NORTH BEND by Ariene Jaffe
directed by Lauren Hance
A mother packing boxes of non-perishable foods and wrapped cash explains to her son their plans to move away to North Bend, WA – off the grid and back to basics. Meanwhile her son, who suffers from paranoid personality disorder, keeps rambling about enemies lurking and arms himself to eradicate them. The question is: is he warning his mother about them or the voices in his head about his mother?
CREATURES OF HABIT by Blaise Miller
directed by Sophia Watt
Have you noticed how slated our news media has become since it’s been “twitter-ized?” Can an entire story be told in 140 characters? If not, what information is “hot” enough to include – and more importantly, what critical information is left out?
BULL by Peter Snoad
directed by Clara Goodwin
Two cops guard the statue of the iconic Wall Street Bull – one loves it; one plots to destroy it. Faced with the existential crisis of finding control over one’s own life, the cops struggle to grasp how to live in a world with so much “bull” crushing their American Dream.
THE BETROTHAL by Germaine Shames
directed by Rebecca Bernstein
While searching through the rubble of a recently demolished home, an abandoned Syrian girl and a rookie American journalist discover an imaginary world beyond conflict and retribution.
TWO BROKEN TAILLIGHTS by Elliot Kreloff
directed by Jonathan Gonzales
Two Black cops pull over a White couple for a broken taillight. Now switch. Two White cops pull over a Black couple for a broken taillight. Four actors, two cars, one scenario – go!
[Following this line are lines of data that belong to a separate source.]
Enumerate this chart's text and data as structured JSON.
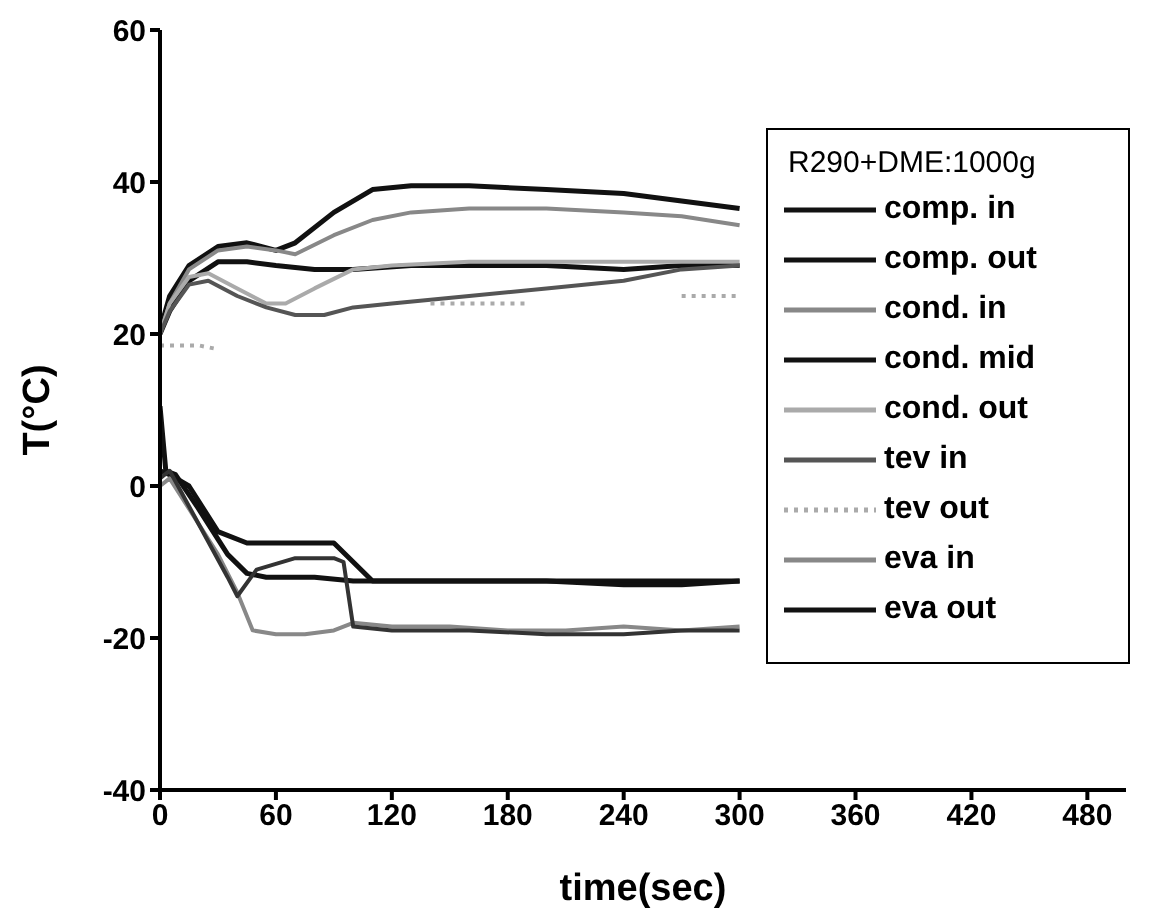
{
  "chart_data": {
    "type": "line",
    "xlabel": "time(sec)",
    "ylabel": "T(°C)",
    "legend_title": "R290+DME:1000g",
    "xlim": [
      0,
      500
    ],
    "ylim": [
      -40,
      60
    ],
    "xticks": [
      0,
      60,
      120,
      180,
      240,
      300,
      360,
      420,
      480
    ],
    "yticks": [
      -40,
      -20,
      0,
      20,
      40,
      60
    ],
    "legend": "right",
    "marker": "none",
    "line_style": "solid",
    "series": [
      {
        "name": "comp. in",
        "color": "#111111",
        "x": [
          0,
          5,
          15,
          30,
          45,
          70,
          90,
          110,
          130,
          160,
          200,
          240,
          270,
          300
        ],
        "values": [
          2,
          1.5,
          0,
          -6,
          -7.5,
          -7.5,
          -7.5,
          -12.5,
          -12.5,
          -12.5,
          -12.5,
          -12.5,
          -12.5,
          -12.5
        ]
      },
      {
        "name": "comp. out",
        "color": "#111111",
        "x": [
          0,
          5,
          15,
          30,
          45,
          60,
          70,
          90,
          110,
          130,
          160,
          200,
          240,
          270,
          300
        ],
        "values": [
          20.5,
          25,
          29,
          31.5,
          32,
          31,
          32,
          36,
          39,
          39.5,
          39.5,
          39,
          38.5,
          37.5,
          36.5
        ]
      },
      {
        "name": "cond. in",
        "color": "#888888",
        "x": [
          0,
          5,
          15,
          30,
          45,
          60,
          70,
          90,
          110,
          130,
          160,
          200,
          240,
          270,
          300
        ],
        "values": [
          20,
          24,
          28.5,
          31,
          31.5,
          31,
          30.5,
          33,
          35,
          36,
          36.5,
          36.5,
          36,
          35.5,
          34.3
        ]
      },
      {
        "name": "cond. mid",
        "color": "#111111",
        "x": [
          0,
          5,
          15,
          30,
          45,
          60,
          80,
          100,
          130,
          160,
          200,
          240,
          270,
          300
        ],
        "values": [
          20,
          23,
          27,
          29.5,
          29.5,
          29,
          28.5,
          28.5,
          29,
          29,
          29,
          28.5,
          29,
          29
        ]
      },
      {
        "name": "cond. out",
        "color": "#aaaaaa",
        "x": [
          0,
          5,
          15,
          25,
          40,
          55,
          65,
          80,
          100,
          120,
          160,
          200,
          240,
          270,
          300
        ],
        "values": [
          20,
          24,
          27.5,
          28,
          26,
          24,
          24,
          26,
          28.5,
          29,
          29.5,
          29.5,
          29.5,
          29.5,
          29.5
        ]
      },
      {
        "name": "tev in",
        "color": "#555555",
        "x": [
          0,
          5,
          15,
          25,
          40,
          55,
          70,
          85,
          100,
          120,
          160,
          200,
          240,
          270,
          300
        ],
        "values": [
          20,
          23,
          26.5,
          27,
          25,
          23.5,
          22.5,
          22.5,
          23.5,
          24,
          25,
          26,
          27,
          28.5,
          29
        ]
      },
      {
        "name": "tev out",
        "color": "#aaaaaa",
        "line_style": "dotted",
        "x": [
          0,
          10,
          20,
          30,
          40,
          140,
          165,
          190,
          200,
          270,
          285,
          300
        ],
        "values": [
          18.5,
          18.5,
          18.5,
          18,
          null,
          24,
          24,
          24,
          null,
          25,
          25,
          25
        ]
      },
      {
        "name": "eva in",
        "color": "#888888",
        "x": [
          0,
          5,
          15,
          30,
          40,
          48,
          60,
          75,
          90,
          100,
          120,
          150,
          180,
          210,
          240,
          270,
          300
        ],
        "values": [
          0,
          1,
          -3,
          -9,
          -14,
          -19,
          -19.5,
          -19.5,
          -19,
          -18,
          -18.5,
          -18.5,
          -19,
          -19,
          -18.5,
          -19,
          -18.5
        ]
      },
      {
        "name": "eva out",
        "color": "#111111",
        "x": [
          0,
          3,
          8,
          20,
          35,
          45,
          55,
          80,
          100,
          130,
          160,
          200,
          240,
          270,
          300
        ],
        "values": [
          10.5,
          2,
          1.5,
          -3,
          -9,
          -11.5,
          -12,
          -12,
          -12.5,
          -12.5,
          -12.5,
          -12.5,
          -13,
          -13,
          -12.5
        ]
      },
      {
        "color": "#333333",
        "x": [
          0,
          5,
          20,
          35,
          40,
          50,
          70,
          90,
          95,
          100,
          120,
          160,
          200,
          240,
          270,
          300
        ],
        "values": [
          1,
          2,
          -5,
          -12,
          -14.5,
          -11,
          -9.5,
          -9.5,
          -10,
          -18.5,
          -19,
          -19,
          -19.5,
          -19.5,
          -19,
          -19
        ]
      }
    ]
  }
}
DALLAS/LOVE THE BOMB by Josh Inocéncio
directed by Erika Watson
Five White police officers have been shot. A Black army veteran is hiding in an office building, wielding a sniper rifle. A robot sent to find the killer approaches, male-like with a white painted face. Knowing it was sent by the Dallas PD and knowing he won’t make it out alive, he is forced to confront, in his final moments, what he’s really dying for.
DANCE AGAIN by Emilio Rodriguez
directed by Stephen M. Miranda
A Brief Choreopoem for the Brown Boys in Orlando.